Марк запротестовал, сказав, что его крайне огорчает такой поворот событий.

— Вы за это не в ответе, мой друг. Он бросает клерикалам жертву — без нее не обойтись — и надеется спасти вас, ценного работника. Кто-то уверял меня вчера, что это замечательное решение. Ах, сколько приходится проливать слез и крови, чтобы добиться хоть малейшего успеха, и сколько несчастных жертв должны заполнить собою ров, чтобы герои могли через него перейти!

Слова Сальвана сбылись в точности.
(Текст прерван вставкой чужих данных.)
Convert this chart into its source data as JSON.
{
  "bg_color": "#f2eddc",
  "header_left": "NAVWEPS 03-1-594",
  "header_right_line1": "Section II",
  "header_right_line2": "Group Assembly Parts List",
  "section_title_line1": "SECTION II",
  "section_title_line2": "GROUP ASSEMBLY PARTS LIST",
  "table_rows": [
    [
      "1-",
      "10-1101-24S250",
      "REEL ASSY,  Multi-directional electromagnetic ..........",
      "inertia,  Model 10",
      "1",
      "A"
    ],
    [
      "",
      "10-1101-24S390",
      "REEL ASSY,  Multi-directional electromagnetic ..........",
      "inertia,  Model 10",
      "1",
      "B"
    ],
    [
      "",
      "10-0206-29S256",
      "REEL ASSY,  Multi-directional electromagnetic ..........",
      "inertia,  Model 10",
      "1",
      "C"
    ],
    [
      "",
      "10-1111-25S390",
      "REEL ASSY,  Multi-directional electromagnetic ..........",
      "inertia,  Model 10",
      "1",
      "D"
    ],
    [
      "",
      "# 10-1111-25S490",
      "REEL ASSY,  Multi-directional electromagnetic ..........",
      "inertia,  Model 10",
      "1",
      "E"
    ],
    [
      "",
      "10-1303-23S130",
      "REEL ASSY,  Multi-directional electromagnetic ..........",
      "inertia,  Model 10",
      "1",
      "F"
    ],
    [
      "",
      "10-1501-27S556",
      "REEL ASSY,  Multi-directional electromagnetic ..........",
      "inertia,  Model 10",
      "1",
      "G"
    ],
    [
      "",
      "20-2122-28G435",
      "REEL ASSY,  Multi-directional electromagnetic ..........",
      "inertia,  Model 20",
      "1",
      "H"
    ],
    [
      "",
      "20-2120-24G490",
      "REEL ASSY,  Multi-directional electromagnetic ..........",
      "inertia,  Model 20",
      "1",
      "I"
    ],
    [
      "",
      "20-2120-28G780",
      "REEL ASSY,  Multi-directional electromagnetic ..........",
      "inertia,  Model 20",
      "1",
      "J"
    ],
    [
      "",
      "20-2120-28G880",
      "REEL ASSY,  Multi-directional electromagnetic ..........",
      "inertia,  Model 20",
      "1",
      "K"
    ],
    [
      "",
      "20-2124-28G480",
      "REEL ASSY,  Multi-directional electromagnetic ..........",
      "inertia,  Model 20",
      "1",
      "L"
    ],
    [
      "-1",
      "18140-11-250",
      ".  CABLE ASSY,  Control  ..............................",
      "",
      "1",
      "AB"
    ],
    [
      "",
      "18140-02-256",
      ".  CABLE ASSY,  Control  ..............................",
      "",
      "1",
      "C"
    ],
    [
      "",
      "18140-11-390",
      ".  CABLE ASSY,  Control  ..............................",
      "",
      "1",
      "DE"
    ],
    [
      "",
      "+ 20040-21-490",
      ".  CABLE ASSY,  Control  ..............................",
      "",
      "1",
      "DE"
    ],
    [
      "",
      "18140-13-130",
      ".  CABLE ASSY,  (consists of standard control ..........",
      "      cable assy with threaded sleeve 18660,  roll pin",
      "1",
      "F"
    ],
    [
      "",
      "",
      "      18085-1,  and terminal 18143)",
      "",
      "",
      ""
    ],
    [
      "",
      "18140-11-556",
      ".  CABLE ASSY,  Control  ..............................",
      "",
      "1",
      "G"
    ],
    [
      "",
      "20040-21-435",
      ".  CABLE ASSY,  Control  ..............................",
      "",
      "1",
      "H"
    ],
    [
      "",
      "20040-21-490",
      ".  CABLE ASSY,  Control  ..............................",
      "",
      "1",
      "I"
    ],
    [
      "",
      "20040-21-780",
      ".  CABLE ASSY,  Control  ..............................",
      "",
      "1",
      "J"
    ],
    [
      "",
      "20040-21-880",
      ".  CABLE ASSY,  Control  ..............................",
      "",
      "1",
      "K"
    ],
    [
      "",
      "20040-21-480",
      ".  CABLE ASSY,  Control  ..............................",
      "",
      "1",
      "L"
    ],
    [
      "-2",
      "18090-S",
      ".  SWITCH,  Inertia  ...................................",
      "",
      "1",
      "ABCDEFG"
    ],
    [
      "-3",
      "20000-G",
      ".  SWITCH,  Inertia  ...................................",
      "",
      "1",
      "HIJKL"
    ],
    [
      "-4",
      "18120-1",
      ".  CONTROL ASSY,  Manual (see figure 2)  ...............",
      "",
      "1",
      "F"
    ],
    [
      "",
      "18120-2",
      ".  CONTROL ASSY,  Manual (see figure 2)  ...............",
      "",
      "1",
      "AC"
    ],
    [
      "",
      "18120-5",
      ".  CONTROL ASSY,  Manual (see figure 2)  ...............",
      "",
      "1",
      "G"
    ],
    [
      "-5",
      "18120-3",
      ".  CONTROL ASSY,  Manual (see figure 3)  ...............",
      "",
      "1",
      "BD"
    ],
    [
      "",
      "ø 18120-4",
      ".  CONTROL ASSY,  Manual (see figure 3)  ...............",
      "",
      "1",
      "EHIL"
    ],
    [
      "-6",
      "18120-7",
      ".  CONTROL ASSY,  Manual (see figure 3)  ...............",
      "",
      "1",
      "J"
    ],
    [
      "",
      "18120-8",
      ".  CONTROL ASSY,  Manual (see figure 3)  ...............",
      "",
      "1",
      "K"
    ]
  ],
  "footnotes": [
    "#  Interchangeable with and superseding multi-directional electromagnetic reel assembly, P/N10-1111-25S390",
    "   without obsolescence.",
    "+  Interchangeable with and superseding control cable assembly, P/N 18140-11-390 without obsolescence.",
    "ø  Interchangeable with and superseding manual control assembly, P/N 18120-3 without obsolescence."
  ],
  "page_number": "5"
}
Два дня спустя Феру был уволен; не желая отбывать военную службу и доведенный до отчаяния этой несправедливостью, он дезертировал и укрылся в Бельгии. Он надеялся найти в Брюсселе скромную работу, вызвать к себе жену и дочерей и восстановить на чужбине разрушенный домашний очаг. Феру почувствовал даже некоторое облегчение, избавившись от каторги учебного ведомства, теперь он дышал полной грудью, радуясь, что может наконец думать и делать, что хочет. Тем временем его жена и дочки переехали в Майбуа и поселились в двух отвратительных комнатушках; г-жа Феру мужественно принялась за шитье, но это не обеспечивало семье хлеба насущного. Марк навестил ее, поддержал, чем мог, — у него разрывалось сердце при виде их неизбывной нужды. Он испытывал угрызения совести, потому что инцидент с распятием был забыт среди переполоха, вызванного кощунством в Жонвиле и увольнением учителя. «Пти Бомонтэ» шумно праздновала победу, граф де Сангльбёф прогуливался по Бомону с победоносным видом, как будто Братья, капуцины, иезуиты, брат Фюльжанс, отец Филибен и отец Крабо сразу сделались хозяевами департамента. Жизнь шла своим чередом, беспощадная борьба должна была возобновиться на другом участке.